灶房的黑影,就是一个黑黢黢的大窟窿,等着把人吸进去。
周兰咽了口唾沫,哈着腰,贴着墙根往灶房挪。
每一步,心跳都撞得她肋骨疼。
好不容易摸进灶房,一股草木灰混着剩饭的酸馊气扑了满脸。
她也顾不上犯恶心,借着窗户缝里漏进的那点月光,眼睛死死钉住了墙角的破瓦罐。
就是它!
周兰的心跳得更厉害了,几步窜过去,手哆哆嗦嗦地探进瓦罐。
指尖刚触到一个粗布袋子,她便一把抓住,猛地扯了出来。
沉甸甸的。
这哪儿是草木灰,这是她二房的活路,是她闺女陈灵儿的嫁妆,是白花花的大米饭和滋滋冒油的红烧肉!

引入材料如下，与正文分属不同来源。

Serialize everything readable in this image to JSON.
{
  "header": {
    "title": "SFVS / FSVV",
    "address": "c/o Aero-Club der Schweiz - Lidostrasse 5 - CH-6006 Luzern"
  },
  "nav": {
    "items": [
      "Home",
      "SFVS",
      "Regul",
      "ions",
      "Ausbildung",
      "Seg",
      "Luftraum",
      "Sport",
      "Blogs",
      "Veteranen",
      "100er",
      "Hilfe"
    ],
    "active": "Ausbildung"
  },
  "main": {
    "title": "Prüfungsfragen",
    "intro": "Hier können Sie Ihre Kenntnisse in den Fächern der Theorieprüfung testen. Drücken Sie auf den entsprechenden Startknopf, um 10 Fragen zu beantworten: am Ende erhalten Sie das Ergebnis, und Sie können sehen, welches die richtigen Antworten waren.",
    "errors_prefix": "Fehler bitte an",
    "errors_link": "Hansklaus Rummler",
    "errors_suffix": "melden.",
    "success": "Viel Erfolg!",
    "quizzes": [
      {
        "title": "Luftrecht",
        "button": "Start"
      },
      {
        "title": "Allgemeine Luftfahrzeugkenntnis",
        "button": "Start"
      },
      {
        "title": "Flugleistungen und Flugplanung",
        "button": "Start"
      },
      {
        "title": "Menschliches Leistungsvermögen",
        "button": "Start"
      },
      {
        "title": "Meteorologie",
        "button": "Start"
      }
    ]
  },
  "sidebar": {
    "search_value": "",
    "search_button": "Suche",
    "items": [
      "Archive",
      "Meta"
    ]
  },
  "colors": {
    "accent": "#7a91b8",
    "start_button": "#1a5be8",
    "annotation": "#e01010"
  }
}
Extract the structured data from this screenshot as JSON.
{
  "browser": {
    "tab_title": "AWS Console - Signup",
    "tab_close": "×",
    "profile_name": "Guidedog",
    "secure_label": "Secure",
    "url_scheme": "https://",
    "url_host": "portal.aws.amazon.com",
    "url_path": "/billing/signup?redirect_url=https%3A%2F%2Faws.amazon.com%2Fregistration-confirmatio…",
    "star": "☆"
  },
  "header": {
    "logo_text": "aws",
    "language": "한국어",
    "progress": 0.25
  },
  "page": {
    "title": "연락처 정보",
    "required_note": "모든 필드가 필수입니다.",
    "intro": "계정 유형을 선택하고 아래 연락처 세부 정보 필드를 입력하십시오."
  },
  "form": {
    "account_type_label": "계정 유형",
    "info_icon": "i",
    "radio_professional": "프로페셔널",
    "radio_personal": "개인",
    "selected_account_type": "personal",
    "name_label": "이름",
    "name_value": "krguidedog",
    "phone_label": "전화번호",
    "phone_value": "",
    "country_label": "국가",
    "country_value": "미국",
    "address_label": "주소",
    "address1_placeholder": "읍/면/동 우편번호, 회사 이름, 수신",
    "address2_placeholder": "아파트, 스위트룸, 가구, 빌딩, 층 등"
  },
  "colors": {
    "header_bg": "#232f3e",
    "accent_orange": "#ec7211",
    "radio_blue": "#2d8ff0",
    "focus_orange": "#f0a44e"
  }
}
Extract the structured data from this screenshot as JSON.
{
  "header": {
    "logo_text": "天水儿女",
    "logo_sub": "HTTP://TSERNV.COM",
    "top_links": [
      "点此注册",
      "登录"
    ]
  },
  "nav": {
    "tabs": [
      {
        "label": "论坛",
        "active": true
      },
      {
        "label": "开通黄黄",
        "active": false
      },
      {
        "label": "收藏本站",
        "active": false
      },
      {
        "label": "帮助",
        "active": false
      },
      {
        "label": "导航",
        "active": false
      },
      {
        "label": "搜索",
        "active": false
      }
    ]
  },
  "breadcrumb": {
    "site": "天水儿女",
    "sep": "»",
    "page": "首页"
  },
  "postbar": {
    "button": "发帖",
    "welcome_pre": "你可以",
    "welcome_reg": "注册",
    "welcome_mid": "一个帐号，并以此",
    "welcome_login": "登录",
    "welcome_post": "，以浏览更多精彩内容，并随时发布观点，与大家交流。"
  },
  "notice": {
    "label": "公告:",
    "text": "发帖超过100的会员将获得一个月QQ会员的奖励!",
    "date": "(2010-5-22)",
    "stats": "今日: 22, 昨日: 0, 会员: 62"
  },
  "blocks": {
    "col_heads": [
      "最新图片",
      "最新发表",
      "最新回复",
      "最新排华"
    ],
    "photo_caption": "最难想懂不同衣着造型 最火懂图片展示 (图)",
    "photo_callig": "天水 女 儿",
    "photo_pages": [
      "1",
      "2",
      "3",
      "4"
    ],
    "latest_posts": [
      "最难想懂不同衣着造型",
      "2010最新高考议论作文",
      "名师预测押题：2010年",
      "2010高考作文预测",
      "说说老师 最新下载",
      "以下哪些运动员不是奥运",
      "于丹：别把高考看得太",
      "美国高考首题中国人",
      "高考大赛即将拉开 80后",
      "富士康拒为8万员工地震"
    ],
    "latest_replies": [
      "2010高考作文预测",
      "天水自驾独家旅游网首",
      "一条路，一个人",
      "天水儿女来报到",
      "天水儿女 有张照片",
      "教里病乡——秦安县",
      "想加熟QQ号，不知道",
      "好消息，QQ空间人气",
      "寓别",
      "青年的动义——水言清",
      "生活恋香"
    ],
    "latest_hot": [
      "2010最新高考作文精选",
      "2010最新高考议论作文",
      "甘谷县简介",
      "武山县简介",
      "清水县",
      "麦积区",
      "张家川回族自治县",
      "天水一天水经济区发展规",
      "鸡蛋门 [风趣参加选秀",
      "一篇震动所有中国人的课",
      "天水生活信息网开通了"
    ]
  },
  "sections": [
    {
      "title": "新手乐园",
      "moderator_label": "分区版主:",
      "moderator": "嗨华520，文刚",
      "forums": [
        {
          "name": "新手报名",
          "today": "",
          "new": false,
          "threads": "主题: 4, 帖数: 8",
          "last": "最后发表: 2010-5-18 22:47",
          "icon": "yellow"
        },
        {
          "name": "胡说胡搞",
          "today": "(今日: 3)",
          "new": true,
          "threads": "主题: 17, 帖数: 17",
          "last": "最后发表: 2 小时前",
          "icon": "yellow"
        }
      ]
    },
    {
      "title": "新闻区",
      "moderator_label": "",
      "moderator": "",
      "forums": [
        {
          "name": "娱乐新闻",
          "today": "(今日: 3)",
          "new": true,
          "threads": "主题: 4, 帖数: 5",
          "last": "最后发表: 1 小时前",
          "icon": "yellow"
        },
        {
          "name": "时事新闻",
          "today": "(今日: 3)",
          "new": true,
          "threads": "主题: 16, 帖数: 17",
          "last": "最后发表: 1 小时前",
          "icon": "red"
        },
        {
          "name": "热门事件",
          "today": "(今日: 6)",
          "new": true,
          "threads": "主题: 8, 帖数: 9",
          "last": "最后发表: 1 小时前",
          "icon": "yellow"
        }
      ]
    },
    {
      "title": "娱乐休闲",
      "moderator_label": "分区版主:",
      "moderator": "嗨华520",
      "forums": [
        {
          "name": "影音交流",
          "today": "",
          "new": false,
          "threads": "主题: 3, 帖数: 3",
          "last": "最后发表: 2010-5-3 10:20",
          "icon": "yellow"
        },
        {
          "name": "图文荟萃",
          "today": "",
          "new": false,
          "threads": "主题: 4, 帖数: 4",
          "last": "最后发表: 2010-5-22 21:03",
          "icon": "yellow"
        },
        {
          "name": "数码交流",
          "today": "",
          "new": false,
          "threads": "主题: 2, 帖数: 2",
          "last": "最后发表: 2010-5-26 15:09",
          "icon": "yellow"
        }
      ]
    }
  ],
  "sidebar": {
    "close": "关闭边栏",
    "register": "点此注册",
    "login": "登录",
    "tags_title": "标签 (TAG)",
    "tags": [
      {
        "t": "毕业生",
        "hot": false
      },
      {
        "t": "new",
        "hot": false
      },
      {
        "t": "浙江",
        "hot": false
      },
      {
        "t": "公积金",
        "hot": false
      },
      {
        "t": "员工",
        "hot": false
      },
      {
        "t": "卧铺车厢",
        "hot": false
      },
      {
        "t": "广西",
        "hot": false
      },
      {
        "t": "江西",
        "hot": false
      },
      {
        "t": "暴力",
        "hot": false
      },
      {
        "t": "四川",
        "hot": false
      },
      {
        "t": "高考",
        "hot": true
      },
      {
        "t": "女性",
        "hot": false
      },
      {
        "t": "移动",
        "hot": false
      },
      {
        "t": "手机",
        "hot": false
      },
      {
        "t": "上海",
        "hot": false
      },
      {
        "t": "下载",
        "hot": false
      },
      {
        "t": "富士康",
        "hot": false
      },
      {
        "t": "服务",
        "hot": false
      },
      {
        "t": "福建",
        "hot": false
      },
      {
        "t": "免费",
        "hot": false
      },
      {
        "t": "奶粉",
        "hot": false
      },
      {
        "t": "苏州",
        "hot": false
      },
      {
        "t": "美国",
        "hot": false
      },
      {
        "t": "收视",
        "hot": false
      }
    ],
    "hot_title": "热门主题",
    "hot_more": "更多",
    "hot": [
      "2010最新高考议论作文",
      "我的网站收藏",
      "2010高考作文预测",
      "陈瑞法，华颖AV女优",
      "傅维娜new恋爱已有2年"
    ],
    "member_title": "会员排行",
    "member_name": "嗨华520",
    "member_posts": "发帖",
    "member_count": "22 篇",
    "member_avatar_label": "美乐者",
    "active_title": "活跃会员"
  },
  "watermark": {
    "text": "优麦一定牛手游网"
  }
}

周兰贪婪地把布袋搂在胸口,那份实在劲儿,比抱着个金疙瘩还让她踏实。
得快点。
她家灶台后头也有块自留地,又小又瘦,可只要有了这肥田散……
明天一早,她非得让这一大家子都瞪大狗眼看看,她周兰,可不是任人拿捏的!
她没回屋,反而绕到自家小灶台后头。
那块地,黄不拉几的,又干又板,可怜巴巴地缩在墙角。
周兰解开布袋,一股子土腥味冲进鼻子。
她想起白天老太婆那副抠搜样,就用指甲盖捻了那么一丁点儿。
她心里冷笑。
死老太婆,心眼比针鼻儿还小,肯定是把话往反了说!
那么大片地,一夜就长起来,用一丁点儿能管用?
八成是用得越多,长得越疯!
她才不上当!
贪念把她脑子里最后那点道理给冲得一干二净。
周兰抓起布袋,袋口对着那片巴掌大的地,卯足了劲儿“哗啦”一下全撒了下去!
黑色的粉末,纷纷扬扬,落进地里。
她还嫌不够,又把袋子翻过来使劲抖,直到那半袋子粉末,一粒不剩地全倒进了那不到一分的地里。
薄薄一层黑粉,给黄土地盖上了一层黑被面。
周兰看着自己的手笔,满意地拍了拍手上的灰。
等着吧!
明天,她这地里长出来的菜,非得把大房那边的给比下去!
她把空了大半的布袋重新扎好,做贼心虚地塞回灶房的瓦罐,又把上头的破布原样盖好。